One day a guy named Charlie Todd orchestrated a “no pants” subway ride.  Seven friends stationed themselves at different subway stops in New York City, and one by one they boarded the same subway car, wearing boxer shorts and no pants on a cold January day.  They pretended not to know each other.  At the eighth stop, a woman boarded the train with a large canvas bag and announced she had pants for sale, and each of the seven men bought a pair, saying something like, “Thank you, that’s exactly what I needed today.”  A hidden camera records the hilarious reactions of some of the passengers on the car that day.

Todd’s Ted talk video goes on to showcase several more absurd and entertaining public stunts by his group “Improv Everywhere,” including 70 orchestrated dancers in shop windows, people dressed like ghost busters running through the NY public library, and 50 people dressed in blue polo shirts and khaki pants standing silently around a Best Buy store.  The point is that these random acts of nonsense become bonding experiences when they are shared by strangers; in a huge, anonymous city they bring people together for a laugh, and that’s a powerful thing.

The talk inspired me to begin looking for and watching other Ted talks labeled as “absurd.”  Frank Warren’s talk “Half a Million Secrets” details the year he handed out postcards to strangers asking them to share a secret they had never told anyone before.  He started a website to post the anonymous secrets, and as the idea spread virally, he began to receive thousands of secrets from people all over the world.

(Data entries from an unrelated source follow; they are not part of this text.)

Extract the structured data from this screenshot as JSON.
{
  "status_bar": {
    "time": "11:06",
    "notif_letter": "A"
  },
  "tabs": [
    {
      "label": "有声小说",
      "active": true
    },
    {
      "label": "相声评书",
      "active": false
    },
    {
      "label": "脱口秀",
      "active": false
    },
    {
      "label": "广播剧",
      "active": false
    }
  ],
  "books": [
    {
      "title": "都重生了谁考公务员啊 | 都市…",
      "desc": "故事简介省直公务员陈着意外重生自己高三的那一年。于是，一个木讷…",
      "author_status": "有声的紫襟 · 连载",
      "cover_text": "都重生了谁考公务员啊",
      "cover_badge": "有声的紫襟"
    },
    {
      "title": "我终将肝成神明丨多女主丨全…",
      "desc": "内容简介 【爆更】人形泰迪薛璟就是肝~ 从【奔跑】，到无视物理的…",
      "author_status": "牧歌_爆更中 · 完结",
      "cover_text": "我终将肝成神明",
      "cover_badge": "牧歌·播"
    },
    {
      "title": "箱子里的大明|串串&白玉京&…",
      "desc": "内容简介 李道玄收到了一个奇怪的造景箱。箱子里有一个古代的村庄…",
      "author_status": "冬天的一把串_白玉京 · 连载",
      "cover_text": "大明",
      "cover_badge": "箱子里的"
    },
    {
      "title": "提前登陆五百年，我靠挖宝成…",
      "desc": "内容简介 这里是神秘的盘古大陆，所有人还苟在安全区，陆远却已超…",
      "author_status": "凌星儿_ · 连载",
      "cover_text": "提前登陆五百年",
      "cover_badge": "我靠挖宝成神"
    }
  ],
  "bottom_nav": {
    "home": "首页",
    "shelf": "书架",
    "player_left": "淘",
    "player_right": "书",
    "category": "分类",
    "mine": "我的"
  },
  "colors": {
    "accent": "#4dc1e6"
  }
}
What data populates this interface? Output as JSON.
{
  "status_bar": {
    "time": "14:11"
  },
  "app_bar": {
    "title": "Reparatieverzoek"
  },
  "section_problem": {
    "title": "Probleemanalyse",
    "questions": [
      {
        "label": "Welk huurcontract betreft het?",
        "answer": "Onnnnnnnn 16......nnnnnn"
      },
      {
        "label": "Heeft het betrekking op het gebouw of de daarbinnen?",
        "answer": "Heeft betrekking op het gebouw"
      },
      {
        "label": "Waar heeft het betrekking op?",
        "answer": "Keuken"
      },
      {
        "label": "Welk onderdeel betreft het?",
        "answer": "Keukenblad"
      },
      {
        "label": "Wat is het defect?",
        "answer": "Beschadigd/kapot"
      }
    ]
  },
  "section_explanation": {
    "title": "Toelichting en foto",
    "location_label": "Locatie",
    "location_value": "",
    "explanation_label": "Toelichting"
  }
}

Kees Moeliker, in his talk “How a Dead Duck Changed My Life,” gives us an experience of absurdity that thwarts audience expectation.  He is an ornithologist, so when he tells us he witnessed an act of  “homosexual necrophilia” in ducks one day we expect that he will report an important research finding from this observation. He doesn’t.  Instead, he goes on to talk about the letters he received from others about similar observations in different species, and then the Ig Noble award he received; an award for research findings that “first make people laugh and then make them think.”  He shows photos of animals doing bizarre things, like a moose trying to copulate with a bronze statue of a bison, or a bird that flies repeatedly against the same glass door for a period of six years.  Moeliker wraps up his talk by passing around the stuffed homosexual duck and  inviting everyone to his annual “dead duck day” in the Neatherlands in which scientists talk about ways to prevent birds from killing themselves by flying into windows, and then they go to a Chinese restaurant and eat a six course duck dinner.  The audience laughs in yet another shared experience of absurdity.

Derek Sivers, in “How to Start a Movement,” shows a shirtless man dancing wildly by himself on a ski slope who inspires a crowd to join him, one by one.  “The first follower,” Sivers points out, “is the one who transforms a lone nut into a leader.”  And thus leadership is overrated; we should glorify the first follower instead, the one who makes nonsense into a shared experience.

Acts of random, absurd human (or animal) behavior, Charlie Todd says, can be scary when we experience them alone.  But when they become shared experiences, they also become funny, and even poignant.  This got me thinking, how can we harness this power as trainers and consultants?